X
xhoster
Ted Zlatanov said:On Fri, 10 Aug 2007 22:28:34 +0000 (UTC) Ilya Zakharevich
IZ> [A complimentary Cc of this posting was sent to
IZ> Ted Zlatanov
IZ> Good. So what you suggest, is 1000 passes over a 4GB file. Good
luck!
IZ> And why do you think this would decrease the load on head seeks?
IZ> Either the data fits in memory (then database is not needed), or it
is IZ> read from disk (which would, IMO, imply the same amount of seeks
with IZ> database as with any other file-based operation).
Look, databases are optimized to store large amounts of data
efficiently.
For some not very general meanings of "efficiently", sure.
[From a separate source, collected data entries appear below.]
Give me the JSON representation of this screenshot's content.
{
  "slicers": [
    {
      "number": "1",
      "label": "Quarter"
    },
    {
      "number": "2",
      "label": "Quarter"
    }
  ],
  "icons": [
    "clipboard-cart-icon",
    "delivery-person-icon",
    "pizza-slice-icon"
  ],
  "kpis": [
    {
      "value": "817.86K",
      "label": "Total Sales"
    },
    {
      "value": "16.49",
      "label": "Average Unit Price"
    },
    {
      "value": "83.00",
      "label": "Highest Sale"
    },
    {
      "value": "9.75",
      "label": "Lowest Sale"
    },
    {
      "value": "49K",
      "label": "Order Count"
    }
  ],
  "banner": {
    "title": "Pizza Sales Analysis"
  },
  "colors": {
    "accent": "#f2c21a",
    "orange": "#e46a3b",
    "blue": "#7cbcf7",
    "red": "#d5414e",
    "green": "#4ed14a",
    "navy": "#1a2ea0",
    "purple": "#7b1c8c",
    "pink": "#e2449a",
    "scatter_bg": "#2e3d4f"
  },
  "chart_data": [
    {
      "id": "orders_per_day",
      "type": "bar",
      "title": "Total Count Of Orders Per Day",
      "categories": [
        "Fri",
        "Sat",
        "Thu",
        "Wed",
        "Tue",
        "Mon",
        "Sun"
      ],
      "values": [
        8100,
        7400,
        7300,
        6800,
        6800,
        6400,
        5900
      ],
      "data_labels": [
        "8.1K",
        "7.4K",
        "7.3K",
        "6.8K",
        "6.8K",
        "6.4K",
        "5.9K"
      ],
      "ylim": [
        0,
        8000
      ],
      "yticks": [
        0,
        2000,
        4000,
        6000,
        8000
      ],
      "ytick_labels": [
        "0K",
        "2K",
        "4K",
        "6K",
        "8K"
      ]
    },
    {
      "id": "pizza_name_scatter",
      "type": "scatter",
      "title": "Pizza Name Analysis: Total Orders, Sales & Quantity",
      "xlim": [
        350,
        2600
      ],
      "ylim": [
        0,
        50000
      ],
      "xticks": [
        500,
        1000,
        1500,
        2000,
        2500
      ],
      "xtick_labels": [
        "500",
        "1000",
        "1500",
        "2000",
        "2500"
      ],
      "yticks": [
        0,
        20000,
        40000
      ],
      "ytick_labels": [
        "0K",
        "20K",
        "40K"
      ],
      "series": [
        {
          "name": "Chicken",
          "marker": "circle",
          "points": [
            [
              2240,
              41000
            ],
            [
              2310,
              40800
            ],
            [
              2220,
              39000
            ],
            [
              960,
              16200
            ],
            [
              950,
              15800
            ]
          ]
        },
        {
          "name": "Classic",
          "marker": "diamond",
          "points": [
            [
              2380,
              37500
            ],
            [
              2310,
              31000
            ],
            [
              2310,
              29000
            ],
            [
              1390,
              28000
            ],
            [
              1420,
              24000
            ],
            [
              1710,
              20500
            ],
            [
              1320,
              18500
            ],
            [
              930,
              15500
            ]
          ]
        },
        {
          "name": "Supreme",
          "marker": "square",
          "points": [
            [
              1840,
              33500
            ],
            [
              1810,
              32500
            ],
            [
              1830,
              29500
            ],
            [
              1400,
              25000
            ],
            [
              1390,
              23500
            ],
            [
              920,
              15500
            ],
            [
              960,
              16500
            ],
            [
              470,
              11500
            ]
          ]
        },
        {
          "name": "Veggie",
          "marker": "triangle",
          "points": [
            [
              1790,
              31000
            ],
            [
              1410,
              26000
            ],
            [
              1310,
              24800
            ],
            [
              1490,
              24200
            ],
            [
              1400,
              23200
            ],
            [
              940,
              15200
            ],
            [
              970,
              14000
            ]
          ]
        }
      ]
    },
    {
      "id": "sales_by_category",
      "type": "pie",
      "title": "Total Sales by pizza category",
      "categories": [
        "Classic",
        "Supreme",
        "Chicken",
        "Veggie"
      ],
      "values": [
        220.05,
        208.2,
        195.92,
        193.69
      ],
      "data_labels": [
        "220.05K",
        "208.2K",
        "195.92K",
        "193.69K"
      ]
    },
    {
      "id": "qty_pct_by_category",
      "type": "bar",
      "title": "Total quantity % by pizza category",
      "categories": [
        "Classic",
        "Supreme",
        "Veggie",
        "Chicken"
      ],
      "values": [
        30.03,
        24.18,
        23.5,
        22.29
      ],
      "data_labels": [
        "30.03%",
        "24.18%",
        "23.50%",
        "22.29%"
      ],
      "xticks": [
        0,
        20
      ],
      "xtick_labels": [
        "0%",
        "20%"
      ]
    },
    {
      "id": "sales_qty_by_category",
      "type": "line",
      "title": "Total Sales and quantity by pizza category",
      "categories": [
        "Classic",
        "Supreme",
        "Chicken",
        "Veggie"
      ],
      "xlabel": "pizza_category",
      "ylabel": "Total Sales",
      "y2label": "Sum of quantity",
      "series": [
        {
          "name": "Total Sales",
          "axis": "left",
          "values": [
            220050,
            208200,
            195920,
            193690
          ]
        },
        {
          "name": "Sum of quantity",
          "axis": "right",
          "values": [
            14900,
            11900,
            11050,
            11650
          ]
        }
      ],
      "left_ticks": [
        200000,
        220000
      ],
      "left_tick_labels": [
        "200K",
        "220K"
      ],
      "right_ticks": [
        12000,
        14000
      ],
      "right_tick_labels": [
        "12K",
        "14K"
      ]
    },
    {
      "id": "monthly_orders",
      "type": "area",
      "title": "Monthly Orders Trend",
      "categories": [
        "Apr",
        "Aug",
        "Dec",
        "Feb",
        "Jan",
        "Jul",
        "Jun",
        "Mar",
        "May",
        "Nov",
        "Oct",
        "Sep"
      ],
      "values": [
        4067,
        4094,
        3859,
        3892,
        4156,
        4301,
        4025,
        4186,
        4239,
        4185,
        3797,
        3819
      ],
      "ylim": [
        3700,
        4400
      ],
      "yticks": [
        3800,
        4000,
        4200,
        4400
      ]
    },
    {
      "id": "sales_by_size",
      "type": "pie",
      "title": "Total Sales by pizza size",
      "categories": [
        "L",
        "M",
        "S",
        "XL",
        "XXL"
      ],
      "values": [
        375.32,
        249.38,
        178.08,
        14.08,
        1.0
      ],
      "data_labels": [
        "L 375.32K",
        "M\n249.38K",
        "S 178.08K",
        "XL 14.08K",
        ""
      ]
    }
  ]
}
They generally
expand the data quite a bit upon storage; they aren't very good at straight
retrieval unless you have just the right index structures in place and your
queries have a high selectivity; most of them put a huge amount of effort
into transactionality and concurrency which maybe not be needed here but
imposes a high overhead whether you use it or not. One of the major
gene-chip companies was very proud that in one of their upgrades, they
started using a database instead of plain files for storing the data. And
then their customers were very pleased when in a following upgrade they
abandoned that, and went back to using plain files for the bulk data and
using the database just for the small DoE metadata.
You can always create a hand-tuned program that will do
one task (e.g. transposing a huge text file) well, but you're missing
the big picture: future uses of the data. I really doubt the only thing
anyone will ever want with that data is to transpose it.
And I really doubt that any single database design is going to support
everything that anyone may ever want to do with the data, either.
IZ> One needs not a database, but a program with build-in caching
IZ> optimized for non-random access to 2-dimensional arrays. AFAIK,
IZ> imagemagick is mostly memory-based. On the other side of spectrum,
IZ> GIMP is based on tile-caching algorithms; if there were a way to
IZ> easily hook into this algorithm (with no screen display involved),
one IZ> could handle much larger datasets.
You and everyone else are overcomplicating this.
Rewrite the original input file for fixed-length records.
Actually, that is just what I initially did recommended.
Then you just
need to seek to a particular offset to read a record, and the problem
becomes transposing a matrix piece by piece. This is fairly simple.
I think you are missing the big picture. Once you make a seekable file
format, that probably does away with the need to transpose the data in the
first place--whatever operation you wanted to do with the transposition can
be probably be done on the seekable file instead.
Xho